Retail

La Data Science ridisegna la supply chain del retail

Come la Data Science sta ottimizzando i processi operativi della supply chain nel retail, aiutando a calibrare meglio l’inventario, a tagliare costi i costi di approvvigionamento e ad accelerare i tempi di consegna

20 Apr 2020

La Data Science sta contribuendo al ridisegno di moltissimi settori di mercato, ottimizzandone processi operativi e funzionali. In ambito retail, in particolare, il suo contributo si sta rivelando fondamentale per migliorare tutte le attività legate alla supply chain, funzione vitale in un business essenzialmente basato sulla disponibilità dei prodotti. Tra le tante ottimizzazioni offerte, l’analisi avanzata dei Big Data permette, per esempio, di tagliare i tempi di approvvigionamento, calibrare meglio l’inventario, accelerare le consegne e, soprattutto, avere maggiore visibilità sulle previsioni di vendita. Tutte ottimizzazioni che contribuiscono a rendere la supply chain molto più agile ed efficiente, incrementando in modo significativo la redditività delle imprese retail: un contributo alla competitività che ha ormai promosso la catena di approvvigionamento da semplice funzione operativa a funzione pienamente strategica. 
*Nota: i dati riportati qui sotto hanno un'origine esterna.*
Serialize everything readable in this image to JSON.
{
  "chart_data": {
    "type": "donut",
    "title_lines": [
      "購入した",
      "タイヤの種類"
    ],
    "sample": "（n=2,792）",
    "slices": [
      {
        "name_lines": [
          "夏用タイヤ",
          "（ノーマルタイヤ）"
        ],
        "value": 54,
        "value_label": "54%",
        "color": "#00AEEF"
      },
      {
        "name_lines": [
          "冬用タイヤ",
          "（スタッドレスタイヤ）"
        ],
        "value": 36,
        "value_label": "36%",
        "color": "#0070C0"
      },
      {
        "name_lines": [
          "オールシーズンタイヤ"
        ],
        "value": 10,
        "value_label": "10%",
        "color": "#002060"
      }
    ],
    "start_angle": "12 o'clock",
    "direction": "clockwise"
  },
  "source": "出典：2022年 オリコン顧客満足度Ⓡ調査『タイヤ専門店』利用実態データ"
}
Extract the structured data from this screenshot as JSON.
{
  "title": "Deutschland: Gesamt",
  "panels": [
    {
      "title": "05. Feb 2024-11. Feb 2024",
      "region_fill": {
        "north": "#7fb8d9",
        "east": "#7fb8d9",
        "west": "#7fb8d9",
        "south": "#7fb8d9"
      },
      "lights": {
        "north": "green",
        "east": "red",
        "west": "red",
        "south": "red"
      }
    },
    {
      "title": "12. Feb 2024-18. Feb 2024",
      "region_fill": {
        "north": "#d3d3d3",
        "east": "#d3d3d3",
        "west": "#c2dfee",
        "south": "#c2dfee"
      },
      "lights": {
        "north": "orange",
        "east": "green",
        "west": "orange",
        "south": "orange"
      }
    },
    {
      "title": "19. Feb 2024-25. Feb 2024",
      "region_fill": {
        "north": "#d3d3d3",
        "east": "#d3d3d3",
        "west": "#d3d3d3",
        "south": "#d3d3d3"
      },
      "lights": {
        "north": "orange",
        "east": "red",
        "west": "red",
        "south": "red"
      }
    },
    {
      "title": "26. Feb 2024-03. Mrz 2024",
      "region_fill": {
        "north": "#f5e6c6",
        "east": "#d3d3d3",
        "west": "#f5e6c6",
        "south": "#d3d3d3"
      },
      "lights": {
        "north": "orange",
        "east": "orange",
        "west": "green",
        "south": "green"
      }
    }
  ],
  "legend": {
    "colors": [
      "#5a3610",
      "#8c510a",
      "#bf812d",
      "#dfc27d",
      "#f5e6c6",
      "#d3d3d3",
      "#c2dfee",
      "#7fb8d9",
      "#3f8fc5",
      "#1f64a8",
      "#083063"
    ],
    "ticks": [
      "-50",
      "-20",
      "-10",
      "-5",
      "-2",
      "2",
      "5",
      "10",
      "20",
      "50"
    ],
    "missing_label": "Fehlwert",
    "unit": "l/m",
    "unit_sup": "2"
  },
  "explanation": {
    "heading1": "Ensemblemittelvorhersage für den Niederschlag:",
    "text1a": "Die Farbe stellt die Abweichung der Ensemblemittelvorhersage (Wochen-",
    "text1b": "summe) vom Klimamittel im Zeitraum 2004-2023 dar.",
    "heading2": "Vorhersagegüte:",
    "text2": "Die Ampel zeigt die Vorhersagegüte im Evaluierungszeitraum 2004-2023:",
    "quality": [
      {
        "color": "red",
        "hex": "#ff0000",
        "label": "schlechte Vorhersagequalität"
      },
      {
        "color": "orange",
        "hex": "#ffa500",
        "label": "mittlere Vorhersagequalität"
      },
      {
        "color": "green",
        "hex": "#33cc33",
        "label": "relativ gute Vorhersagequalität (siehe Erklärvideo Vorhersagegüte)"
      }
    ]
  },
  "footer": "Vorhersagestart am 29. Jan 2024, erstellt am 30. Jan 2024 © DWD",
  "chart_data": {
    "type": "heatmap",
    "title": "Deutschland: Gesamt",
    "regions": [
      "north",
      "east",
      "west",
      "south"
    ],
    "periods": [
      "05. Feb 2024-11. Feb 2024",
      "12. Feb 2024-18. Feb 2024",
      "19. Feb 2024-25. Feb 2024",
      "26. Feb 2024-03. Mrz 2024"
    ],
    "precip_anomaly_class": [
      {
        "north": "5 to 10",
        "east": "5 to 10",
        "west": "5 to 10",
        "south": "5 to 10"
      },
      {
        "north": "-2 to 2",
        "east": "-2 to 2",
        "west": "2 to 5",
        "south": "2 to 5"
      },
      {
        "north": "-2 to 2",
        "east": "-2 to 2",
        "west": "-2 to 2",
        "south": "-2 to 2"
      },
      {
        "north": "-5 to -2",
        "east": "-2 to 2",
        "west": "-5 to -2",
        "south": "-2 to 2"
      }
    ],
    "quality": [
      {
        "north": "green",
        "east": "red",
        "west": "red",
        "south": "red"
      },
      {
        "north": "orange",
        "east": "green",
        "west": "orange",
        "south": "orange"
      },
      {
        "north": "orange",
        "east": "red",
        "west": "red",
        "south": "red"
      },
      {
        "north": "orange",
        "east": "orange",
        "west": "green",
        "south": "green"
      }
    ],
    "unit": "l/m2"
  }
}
Gli strumenti della Data Science a servizio della supply chain 

Da tempo il settore retail è chiamato ad affrontare importanti sfide di business dettate da una generale trasformazione del mercato. La competizione tra negozi fisici e store online sta spingendo piccole e grandi realtà ad accelerare sul tema dell’efficienza, aumentando la visibilità su aspetti chiave come la pianificazione operativa, l’approvvigionamento, la varietà dello stock e la gestione del punto vendita. Sfide che la Data Science sta aiutando a vincere, mettendo a disposizione strumenti di analisi avanzata utili a estrapolare valore da tutti i dati raccolti nelle varie fasi operative della supply chain. Le loro capacità comprendono funzionalità descrittive, predittive e prescrittive, fondamentali per indirizzare i retailer nelle proprie scelte strategiche. In particolare, le analisi descrittive si rivelano decisamente utili per sintetizzare dati grezzi, restituendo viste che aiutano a comprendere cosa sta accadendo all’interno di specifiche funzioni delle realtà retail. Si tratta di statistiche che forniscono fotografie precise, per esempio, in merito alle giacenze di magazzino o alle vendite di un determinato prodotto. Le analisi predittive sono, invece, in grado di incrociare i dati disponibili per ‘prevedere’ il futuro. In questo caso gli algoritmi aiutano, per esempio, a stimare carenze nello stock oppure ordinativi in eccesso. Le analisi prescrittive sui Big Data, infine, permettono di anticipare cosa accadrà, fornendo raccomandazioni sulle azioni da intraprendere. Si tratta di strumenti fondamentali a supporto delle decisioni, capaci di suggerire azioni correttive che possono rivelarsi addirittura vitali per lo sviluppo del business, come per esempio aumentare la disponibilità di certi prodotti o intervenire sui tempi di consegna per adeguarsi alle aspettative dei clienti.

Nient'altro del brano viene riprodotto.